His heart sank. Apparently Andross had found this tunnel, because the trapdoor had been repaired. The latch was designed to break under the pressure of a person’s weight. He’d wanted to be sure that his brother fell in, instead of triggering it and staying in the tunnel—which was a dead end anyway. But since the real Gavin fell in, it had been reset.
Gavin felt nauseated. He’d expected it, of course. His father wasn’t stupid, and he would have searched thoroughly, but Gavin had hoped against reason that his father wouldn’t find the other cells. If Andross had found the other cells, then he’d found his eldest son’s rotting body.
Dear Orholam, forgive me.
Gavin put his full weight on the trapdoor and tumbled down into the green cell.
He stood to find that it, too, had been repaired. His brother had blown a hole in one wall, but there was no sign of that now, just perfect, slightly undulating, woody green luxin.

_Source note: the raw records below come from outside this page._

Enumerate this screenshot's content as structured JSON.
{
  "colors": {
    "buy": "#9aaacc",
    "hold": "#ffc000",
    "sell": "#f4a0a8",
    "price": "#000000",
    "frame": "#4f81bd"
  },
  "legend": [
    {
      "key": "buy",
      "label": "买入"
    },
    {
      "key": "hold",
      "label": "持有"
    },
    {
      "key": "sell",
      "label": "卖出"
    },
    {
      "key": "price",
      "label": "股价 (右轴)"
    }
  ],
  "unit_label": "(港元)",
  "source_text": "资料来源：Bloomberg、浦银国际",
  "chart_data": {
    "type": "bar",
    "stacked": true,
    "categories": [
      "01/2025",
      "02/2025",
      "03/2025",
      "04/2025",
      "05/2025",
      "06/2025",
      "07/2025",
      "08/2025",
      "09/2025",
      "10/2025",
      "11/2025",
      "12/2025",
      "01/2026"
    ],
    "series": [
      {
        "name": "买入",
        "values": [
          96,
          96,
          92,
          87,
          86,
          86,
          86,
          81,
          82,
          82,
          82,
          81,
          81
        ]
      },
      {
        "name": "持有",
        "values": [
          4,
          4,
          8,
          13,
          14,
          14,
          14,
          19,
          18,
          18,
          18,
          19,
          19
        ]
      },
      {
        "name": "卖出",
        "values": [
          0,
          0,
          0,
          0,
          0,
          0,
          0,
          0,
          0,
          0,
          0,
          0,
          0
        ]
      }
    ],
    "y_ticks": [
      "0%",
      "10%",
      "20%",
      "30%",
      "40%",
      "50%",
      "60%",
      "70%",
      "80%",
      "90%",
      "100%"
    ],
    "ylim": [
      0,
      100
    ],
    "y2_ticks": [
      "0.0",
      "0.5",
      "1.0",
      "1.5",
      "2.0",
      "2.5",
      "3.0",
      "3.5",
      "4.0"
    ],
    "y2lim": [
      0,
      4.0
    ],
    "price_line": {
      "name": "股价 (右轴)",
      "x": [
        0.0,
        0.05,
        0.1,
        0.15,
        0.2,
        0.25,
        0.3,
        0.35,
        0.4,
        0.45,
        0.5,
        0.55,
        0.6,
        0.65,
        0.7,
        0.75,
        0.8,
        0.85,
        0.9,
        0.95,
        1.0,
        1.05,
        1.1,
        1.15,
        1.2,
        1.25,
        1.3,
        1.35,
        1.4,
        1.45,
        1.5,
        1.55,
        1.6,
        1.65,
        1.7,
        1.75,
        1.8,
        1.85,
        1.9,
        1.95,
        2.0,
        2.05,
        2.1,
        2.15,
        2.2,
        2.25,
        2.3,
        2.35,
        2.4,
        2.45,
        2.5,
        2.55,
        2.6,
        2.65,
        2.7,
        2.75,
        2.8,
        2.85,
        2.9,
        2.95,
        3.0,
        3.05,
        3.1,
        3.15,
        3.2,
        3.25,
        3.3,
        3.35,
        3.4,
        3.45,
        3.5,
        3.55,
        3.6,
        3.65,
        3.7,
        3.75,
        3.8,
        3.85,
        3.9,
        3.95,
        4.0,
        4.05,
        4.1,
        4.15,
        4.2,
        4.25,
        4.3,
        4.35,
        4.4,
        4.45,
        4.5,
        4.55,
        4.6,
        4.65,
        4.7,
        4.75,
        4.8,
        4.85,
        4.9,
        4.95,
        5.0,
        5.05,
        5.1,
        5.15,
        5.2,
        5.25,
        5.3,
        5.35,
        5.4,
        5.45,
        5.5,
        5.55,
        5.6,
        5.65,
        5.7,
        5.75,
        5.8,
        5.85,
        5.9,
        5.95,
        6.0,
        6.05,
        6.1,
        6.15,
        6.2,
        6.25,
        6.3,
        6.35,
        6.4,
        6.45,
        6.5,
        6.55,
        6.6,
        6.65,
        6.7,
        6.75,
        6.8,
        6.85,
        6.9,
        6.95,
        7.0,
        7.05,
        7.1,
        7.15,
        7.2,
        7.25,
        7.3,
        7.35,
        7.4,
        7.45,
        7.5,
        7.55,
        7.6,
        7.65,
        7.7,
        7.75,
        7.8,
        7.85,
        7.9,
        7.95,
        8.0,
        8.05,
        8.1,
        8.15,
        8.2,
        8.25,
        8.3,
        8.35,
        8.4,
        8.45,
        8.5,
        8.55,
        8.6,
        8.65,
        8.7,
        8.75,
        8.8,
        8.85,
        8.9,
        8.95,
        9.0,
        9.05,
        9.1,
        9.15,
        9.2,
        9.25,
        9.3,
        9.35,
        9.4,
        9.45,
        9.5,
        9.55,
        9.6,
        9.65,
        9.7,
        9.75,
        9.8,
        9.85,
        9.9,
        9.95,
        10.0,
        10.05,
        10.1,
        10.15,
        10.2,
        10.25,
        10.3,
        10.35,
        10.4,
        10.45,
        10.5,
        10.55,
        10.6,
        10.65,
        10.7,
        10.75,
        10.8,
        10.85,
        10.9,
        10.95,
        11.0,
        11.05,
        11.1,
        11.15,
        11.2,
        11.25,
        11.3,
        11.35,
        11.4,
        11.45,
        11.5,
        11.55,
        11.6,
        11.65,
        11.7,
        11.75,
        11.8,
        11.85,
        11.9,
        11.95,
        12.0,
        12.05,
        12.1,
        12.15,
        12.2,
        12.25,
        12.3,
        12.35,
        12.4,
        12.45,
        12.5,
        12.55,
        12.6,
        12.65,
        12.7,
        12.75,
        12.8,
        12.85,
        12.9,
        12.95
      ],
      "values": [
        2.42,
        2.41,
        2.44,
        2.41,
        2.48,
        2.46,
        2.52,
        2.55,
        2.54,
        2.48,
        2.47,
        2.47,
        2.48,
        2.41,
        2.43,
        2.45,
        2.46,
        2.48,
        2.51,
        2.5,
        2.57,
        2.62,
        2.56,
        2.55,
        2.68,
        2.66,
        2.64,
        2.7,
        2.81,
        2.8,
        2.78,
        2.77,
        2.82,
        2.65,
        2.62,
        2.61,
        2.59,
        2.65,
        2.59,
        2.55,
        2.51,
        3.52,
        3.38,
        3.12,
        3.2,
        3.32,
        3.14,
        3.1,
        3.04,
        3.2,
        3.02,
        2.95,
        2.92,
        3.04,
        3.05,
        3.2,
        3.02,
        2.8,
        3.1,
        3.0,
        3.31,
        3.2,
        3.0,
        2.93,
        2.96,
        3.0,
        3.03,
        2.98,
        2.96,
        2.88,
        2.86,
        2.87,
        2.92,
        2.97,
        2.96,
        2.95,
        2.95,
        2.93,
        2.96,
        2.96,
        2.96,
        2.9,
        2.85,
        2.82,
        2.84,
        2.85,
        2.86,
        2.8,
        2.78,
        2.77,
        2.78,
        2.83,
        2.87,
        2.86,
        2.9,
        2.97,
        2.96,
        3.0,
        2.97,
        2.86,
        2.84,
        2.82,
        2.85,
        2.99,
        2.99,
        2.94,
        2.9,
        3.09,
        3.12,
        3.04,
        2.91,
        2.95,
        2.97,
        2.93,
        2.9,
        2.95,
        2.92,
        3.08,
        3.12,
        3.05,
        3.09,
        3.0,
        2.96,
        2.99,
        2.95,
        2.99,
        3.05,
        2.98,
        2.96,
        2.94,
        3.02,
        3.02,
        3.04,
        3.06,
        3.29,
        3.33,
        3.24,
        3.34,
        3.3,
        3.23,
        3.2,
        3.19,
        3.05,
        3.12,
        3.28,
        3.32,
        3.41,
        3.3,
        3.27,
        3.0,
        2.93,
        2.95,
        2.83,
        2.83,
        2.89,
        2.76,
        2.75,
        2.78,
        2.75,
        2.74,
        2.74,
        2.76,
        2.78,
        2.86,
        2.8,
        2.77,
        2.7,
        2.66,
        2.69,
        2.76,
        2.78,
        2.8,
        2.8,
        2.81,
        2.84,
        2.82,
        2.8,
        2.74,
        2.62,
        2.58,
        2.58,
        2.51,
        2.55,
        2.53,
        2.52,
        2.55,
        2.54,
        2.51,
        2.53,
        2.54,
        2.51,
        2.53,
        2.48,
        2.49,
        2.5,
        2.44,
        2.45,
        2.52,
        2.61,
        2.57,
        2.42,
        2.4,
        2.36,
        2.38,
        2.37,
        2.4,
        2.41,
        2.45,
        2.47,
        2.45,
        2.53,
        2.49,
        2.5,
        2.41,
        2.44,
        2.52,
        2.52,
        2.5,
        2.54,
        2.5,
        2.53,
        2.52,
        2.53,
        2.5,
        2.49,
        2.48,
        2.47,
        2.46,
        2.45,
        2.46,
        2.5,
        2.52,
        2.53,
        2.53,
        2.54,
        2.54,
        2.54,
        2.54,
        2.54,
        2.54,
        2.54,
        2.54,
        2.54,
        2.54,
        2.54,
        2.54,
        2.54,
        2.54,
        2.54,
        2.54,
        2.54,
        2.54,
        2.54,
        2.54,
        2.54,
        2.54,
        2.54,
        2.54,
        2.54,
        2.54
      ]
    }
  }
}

Gray to Gavin’s eye.
He stood, slightly wobbly despite that he’d expected the fall. He was not well.
“Long time no see, Guile,” the dead man said. He looked somehow different in the green wall. A worse reflection, of course, but some trick of Gavin’s memory made even his voice different, as if, in a green wall, the dead man must have green characteristics. His voice husky, something wild in his leer.